Es war höchste Zeit, bis zur Abfahrt des letzten Zuges blieben nur noch wenige Minuten. Sie machte sich los.
"Danke, Jordy, für den wunderschönen Abend. Und danke auch, dass du mich so nett getröstet hast. Es geht schon wieder, ich muss fahren. Treffen wir uns irgendwann mal wieder ! Tschüs, und vielen, vielen Dank !"
Dann entschwand
sie winkend und sogar ein bisschen lächelnd auf der Rolltreppe
zum Bahnsteig.
Das war ein
Absturz aus beträchtlicher Höhe in eine verdammt tiefe
Schlucht, dieser erste Kobolz der Achterbahn ! Die ersten
Kapriolen sind stets die wildesten, und diese war wahrhaft
herzbrecherisch. Benommen fuhr Jordy nach Hause. Sein Herz war
wie durch die Mangel gedreht, die Seele steckte ihm wie ein
Knoten im Hals, und sein Puls trommelte ein wildes Staccato. Was
für ein Herz musste dieser Eberhard haben, sich über so ein
unerfahrenes Mädel gegen ihren Willen herzumachen und ihr etwas
anzutun, worüber sie zwei Wochen später noch bitterlich weint !
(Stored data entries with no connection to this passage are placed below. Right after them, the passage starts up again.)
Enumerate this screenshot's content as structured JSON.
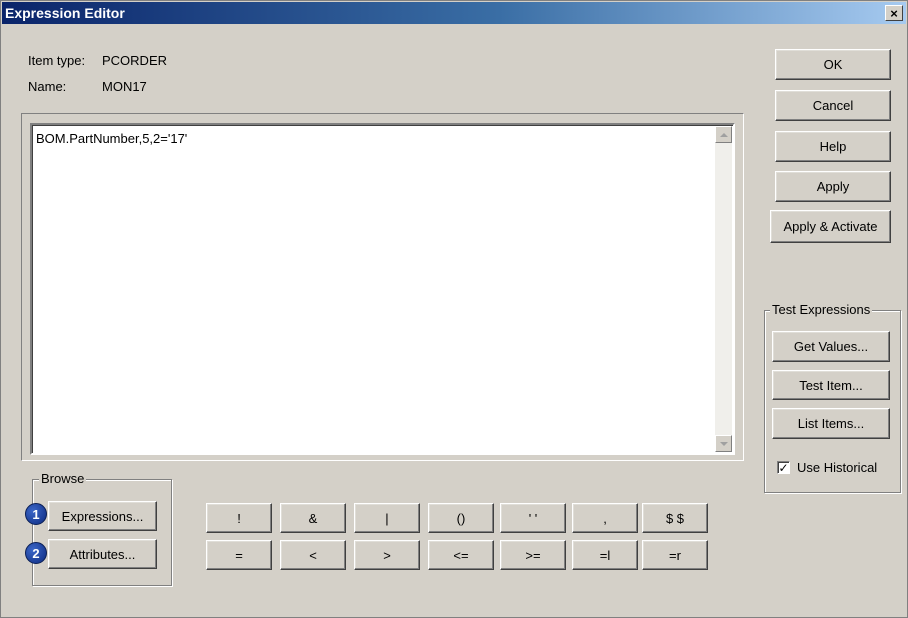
{
  "window": {
    "title": "Expression Editor",
    "close_glyph": "×"
  },
  "item_info": {
    "type_label": "Item type:",
    "type_value": "PCORDER",
    "name_label": "Name:",
    "name_value": "MON17"
  },
  "editor": {
    "expression": "BOM.PartNumber,5,2='17'"
  },
  "actions": {
    "ok": "OK",
    "cancel": "Cancel",
    "help": "Help",
    "apply": "Apply",
    "apply_activate": "Apply & Activate"
  },
  "test_expressions": {
    "legend": "Test Expressions",
    "get_values": "Get Values...",
    "test_item": "Test Item...",
    "list_items": "List Items...",
    "use_historical_label": "Use Historical",
    "use_historical_checked": true,
    "check_glyph": "✓"
  },
  "browse": {
    "legend": "Browse",
    "expressions": "Expressions...",
    "attributes": "Attributes...",
    "badge_1": "1",
    "badge_2": "2"
  },
  "operators": {
    "row1": [
      "!",
      "&",
      "|",
      "()",
      "' '",
      ",",
      "$ $"
    ],
    "row2": [
      "=",
      "<",
      ">",
      "<=",
      ">=",
      "=l",
      "=r"
    ]
  }
}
Wahrscheinlich war sie nur neugierig, vielleicht auch ein
bisschen einsam gewesen und hatte sich nach etwas Zärtlichkeit
gesehnt; das soll ja in bei Mädchen in Sumikos Alter nicht
selten vorkommen. Und sicher war sie mit einem oder zwei
Stündchen Parkbank pro Monat ganz zufrieden und glücklich
gewesen, ohne es auf intimere Fortsetzungen abgesehen zu haben.
Jordy wusste kaum, wie er nach Hause gekommen war; unaufhörlich wälzte sich diese Geschichte durch seinen Kopf und ließ keinen Raum für andere Gedanken; er lag die ganze Nacht über wach und grübelte über der Sache.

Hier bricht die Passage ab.